The information about TÜGVA was initially denied by its president, Enes Eminoglu. However, only a day later, he admitted to the media that "there might be some truth to it". This is not the first scandal about the organisation. Turkey's opposition has long accused the association of having become "a parallel state structure". And it does not stop there. One of TÜGVA's former provincial directors, Tamer Özsoy, has lashed out at the organisation to which he belonged and says that all the information that has come to light "is just the tip of the iceberg".
"I call on Turkey's prosecutors: prosecute all those responsible, starting with me. This matter must be thoroughly investigated," Özsoy said in an interview on TELE1. Observers believe that both the leak and the words of the former head of the organisation are part of a strategy. In view of the fact that it will be very difficult for Recep Tayyip Erdogan to regain victory in the next elections - scheduled for June 2023 - they are seeking to clean up his image for future posts in a new government that does not include the Justice and Development Party.

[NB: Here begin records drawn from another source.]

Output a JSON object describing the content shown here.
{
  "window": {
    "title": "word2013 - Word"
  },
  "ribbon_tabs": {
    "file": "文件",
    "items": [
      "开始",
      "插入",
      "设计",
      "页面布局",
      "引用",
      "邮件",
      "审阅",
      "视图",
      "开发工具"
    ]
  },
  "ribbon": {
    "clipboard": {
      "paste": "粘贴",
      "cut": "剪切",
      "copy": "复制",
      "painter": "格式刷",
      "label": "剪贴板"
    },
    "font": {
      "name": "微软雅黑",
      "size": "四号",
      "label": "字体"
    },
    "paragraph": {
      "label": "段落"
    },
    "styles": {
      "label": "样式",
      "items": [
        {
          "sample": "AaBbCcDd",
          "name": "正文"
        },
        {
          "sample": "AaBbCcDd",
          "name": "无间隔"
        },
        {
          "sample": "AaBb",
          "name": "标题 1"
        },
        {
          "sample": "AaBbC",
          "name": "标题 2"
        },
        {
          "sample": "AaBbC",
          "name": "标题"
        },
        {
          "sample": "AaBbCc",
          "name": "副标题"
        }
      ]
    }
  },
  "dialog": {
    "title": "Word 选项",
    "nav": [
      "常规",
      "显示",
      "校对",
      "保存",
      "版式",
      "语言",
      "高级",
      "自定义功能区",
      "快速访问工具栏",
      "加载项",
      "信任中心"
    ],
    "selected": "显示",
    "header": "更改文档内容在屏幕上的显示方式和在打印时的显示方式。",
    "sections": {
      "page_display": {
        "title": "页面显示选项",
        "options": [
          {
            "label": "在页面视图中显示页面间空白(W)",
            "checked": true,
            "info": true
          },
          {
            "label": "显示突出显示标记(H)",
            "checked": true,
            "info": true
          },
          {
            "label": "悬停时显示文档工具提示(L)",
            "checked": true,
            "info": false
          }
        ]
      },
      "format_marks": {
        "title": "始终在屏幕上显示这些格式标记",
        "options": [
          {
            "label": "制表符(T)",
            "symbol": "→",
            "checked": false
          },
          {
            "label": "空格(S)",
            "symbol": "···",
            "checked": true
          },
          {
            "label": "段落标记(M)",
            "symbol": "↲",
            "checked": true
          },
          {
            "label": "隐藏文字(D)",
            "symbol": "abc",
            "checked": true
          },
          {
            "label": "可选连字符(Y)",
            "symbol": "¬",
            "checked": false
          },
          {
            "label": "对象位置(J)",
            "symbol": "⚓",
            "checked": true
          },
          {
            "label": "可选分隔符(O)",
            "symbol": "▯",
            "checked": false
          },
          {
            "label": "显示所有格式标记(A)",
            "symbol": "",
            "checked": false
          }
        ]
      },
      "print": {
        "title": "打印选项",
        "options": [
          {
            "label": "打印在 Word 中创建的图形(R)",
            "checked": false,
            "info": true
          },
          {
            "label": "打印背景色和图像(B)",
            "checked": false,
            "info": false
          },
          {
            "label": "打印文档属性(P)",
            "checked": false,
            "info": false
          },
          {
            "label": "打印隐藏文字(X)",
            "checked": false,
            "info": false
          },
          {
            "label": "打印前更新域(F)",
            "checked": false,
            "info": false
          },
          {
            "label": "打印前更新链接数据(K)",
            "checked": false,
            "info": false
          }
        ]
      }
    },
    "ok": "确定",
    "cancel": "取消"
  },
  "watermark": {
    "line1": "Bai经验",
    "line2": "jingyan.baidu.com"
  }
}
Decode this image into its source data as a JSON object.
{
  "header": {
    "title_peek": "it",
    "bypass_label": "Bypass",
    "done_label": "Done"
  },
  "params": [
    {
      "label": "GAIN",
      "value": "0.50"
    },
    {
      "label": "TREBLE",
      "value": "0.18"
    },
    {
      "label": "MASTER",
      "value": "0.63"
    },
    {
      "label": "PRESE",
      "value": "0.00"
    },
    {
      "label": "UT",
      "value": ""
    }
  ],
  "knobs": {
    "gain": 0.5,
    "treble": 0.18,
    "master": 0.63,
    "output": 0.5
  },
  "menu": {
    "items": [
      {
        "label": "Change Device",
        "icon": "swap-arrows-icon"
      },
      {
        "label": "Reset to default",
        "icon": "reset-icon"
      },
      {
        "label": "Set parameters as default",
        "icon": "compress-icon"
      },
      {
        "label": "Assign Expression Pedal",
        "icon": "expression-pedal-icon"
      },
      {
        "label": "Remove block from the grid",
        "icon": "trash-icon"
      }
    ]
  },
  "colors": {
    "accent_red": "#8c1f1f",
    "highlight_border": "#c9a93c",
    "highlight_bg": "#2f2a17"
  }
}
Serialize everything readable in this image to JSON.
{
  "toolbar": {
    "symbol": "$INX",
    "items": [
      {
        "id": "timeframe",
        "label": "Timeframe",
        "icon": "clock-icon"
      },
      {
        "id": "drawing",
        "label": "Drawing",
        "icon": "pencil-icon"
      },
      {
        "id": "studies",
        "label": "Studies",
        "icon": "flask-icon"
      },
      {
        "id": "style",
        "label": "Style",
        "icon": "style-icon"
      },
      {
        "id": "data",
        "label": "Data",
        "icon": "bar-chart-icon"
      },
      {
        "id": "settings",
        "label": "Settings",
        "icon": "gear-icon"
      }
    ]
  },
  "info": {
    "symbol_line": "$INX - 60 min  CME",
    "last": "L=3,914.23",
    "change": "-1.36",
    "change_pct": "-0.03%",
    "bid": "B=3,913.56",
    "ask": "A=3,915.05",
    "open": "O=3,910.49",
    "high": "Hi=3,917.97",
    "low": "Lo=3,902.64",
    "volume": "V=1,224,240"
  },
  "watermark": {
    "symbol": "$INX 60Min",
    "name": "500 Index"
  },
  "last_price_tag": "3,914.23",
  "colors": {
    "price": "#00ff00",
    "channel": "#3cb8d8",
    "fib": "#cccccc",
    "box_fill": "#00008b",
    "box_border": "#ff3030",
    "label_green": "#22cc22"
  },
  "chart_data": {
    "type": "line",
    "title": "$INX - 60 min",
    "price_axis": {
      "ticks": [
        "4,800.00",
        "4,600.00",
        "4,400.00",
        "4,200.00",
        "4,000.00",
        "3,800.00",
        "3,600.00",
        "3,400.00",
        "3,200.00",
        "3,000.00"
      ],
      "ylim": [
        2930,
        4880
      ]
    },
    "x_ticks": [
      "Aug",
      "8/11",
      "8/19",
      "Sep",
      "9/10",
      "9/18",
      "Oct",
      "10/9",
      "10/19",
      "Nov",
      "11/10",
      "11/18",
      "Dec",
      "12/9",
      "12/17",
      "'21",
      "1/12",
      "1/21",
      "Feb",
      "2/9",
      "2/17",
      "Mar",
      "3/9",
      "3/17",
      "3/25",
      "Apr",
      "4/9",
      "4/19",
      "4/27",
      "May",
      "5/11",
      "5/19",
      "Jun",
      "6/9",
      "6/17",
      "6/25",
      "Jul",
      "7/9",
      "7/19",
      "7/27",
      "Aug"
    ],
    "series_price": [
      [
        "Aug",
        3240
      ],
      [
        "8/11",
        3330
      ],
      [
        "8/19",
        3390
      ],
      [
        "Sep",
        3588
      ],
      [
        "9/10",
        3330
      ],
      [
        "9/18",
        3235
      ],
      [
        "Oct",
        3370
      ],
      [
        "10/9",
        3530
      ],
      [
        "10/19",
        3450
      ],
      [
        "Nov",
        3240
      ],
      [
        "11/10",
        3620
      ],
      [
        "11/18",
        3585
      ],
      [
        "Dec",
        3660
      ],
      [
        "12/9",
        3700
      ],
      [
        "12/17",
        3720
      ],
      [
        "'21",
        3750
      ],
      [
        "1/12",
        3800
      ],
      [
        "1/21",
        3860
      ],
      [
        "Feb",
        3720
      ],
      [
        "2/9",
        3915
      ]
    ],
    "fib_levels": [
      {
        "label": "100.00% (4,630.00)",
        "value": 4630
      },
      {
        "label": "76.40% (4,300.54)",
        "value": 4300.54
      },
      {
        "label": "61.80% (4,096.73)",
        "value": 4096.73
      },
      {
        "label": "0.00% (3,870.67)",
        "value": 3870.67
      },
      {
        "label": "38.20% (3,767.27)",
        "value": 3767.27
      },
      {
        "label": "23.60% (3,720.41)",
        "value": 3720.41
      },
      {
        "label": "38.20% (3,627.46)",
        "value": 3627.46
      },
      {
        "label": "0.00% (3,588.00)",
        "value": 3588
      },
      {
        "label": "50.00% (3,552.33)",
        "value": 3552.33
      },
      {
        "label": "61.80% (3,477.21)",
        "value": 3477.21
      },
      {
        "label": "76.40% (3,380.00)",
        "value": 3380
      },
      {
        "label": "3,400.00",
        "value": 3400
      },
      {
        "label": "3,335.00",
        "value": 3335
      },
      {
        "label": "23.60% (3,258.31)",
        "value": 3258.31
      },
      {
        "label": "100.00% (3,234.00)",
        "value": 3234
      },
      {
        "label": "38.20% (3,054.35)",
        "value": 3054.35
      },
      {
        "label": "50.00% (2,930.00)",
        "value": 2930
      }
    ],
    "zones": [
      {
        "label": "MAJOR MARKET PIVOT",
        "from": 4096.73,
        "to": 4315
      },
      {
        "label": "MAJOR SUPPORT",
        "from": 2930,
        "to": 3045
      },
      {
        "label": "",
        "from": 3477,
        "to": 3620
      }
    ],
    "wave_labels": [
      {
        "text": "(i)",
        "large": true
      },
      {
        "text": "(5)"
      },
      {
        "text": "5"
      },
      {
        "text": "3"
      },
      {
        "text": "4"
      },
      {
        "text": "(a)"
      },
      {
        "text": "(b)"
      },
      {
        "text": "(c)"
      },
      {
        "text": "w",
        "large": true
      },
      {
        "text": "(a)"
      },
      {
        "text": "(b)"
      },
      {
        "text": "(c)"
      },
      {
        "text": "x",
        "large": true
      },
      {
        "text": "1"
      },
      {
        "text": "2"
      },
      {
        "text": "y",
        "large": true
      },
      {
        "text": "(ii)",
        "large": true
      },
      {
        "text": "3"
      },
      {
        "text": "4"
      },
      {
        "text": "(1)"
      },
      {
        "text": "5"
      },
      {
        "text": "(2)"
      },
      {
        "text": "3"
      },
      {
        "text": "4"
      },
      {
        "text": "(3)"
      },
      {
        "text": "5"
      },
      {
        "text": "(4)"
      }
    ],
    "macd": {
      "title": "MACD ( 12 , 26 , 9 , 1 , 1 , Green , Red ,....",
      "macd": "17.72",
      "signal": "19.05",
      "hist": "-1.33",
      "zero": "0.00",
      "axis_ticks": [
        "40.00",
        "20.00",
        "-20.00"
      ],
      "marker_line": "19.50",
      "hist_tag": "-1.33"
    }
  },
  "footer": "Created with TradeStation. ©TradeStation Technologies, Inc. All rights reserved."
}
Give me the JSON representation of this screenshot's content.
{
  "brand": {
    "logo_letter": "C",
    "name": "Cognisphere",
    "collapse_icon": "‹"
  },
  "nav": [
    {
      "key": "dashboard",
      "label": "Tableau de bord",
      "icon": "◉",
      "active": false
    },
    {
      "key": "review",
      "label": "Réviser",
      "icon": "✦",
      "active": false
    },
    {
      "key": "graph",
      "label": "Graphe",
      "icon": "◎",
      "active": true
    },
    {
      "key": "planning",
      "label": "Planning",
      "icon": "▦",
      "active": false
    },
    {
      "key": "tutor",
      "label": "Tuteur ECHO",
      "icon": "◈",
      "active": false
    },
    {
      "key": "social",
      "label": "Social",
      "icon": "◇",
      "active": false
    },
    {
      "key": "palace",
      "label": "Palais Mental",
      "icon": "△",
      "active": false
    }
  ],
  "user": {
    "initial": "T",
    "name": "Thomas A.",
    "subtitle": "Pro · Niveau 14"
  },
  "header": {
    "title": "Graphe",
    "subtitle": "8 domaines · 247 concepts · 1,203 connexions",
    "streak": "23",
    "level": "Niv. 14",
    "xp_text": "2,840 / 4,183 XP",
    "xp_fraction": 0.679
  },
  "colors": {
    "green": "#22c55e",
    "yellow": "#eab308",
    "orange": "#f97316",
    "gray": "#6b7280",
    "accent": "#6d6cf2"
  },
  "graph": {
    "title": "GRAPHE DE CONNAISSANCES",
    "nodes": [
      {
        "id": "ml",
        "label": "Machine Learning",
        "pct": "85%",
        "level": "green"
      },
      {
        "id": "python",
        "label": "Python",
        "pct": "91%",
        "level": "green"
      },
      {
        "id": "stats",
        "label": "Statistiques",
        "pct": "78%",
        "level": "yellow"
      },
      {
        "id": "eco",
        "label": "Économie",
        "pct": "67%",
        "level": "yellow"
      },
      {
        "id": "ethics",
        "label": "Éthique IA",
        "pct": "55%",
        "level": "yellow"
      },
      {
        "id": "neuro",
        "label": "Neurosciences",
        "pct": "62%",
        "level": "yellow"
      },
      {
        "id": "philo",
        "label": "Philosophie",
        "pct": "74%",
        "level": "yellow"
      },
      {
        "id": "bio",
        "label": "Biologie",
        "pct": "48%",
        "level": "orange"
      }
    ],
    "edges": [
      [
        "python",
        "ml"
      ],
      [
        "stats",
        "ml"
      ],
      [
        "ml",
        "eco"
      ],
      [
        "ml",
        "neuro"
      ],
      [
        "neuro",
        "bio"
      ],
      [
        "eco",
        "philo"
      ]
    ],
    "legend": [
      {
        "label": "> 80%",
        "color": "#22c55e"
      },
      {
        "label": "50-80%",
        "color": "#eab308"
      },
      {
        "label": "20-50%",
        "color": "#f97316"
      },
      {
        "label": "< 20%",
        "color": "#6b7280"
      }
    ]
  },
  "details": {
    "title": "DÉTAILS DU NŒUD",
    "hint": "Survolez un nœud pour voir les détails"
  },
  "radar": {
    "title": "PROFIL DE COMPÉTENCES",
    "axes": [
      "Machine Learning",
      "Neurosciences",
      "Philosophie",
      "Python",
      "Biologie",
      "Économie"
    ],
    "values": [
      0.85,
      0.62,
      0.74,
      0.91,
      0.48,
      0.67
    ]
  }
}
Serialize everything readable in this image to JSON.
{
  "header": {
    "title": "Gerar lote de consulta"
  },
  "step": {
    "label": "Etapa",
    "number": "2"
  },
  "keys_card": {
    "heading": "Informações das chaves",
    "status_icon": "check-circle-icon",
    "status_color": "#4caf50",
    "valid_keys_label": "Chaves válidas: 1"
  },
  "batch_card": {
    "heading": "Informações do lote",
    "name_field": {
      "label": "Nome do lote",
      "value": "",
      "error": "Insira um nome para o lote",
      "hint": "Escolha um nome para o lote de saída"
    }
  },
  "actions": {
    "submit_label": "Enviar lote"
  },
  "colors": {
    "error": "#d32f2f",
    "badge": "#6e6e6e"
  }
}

Erdogan's government has too many open fronts. Ankara has been positioning itself in a highly complex space in recent years without making its position very clear, something that is still dragging it down today. While NATO - with less and less weight - is criticising Turkey's rapprochement with Russia, Turkey is trying to do business with the United States for fighter jets, while Washington itself is preparing sanctions for the acquisition of Russian systems. Controversy surrounds a government whose days are numbered if things do not change much between now and the next elections.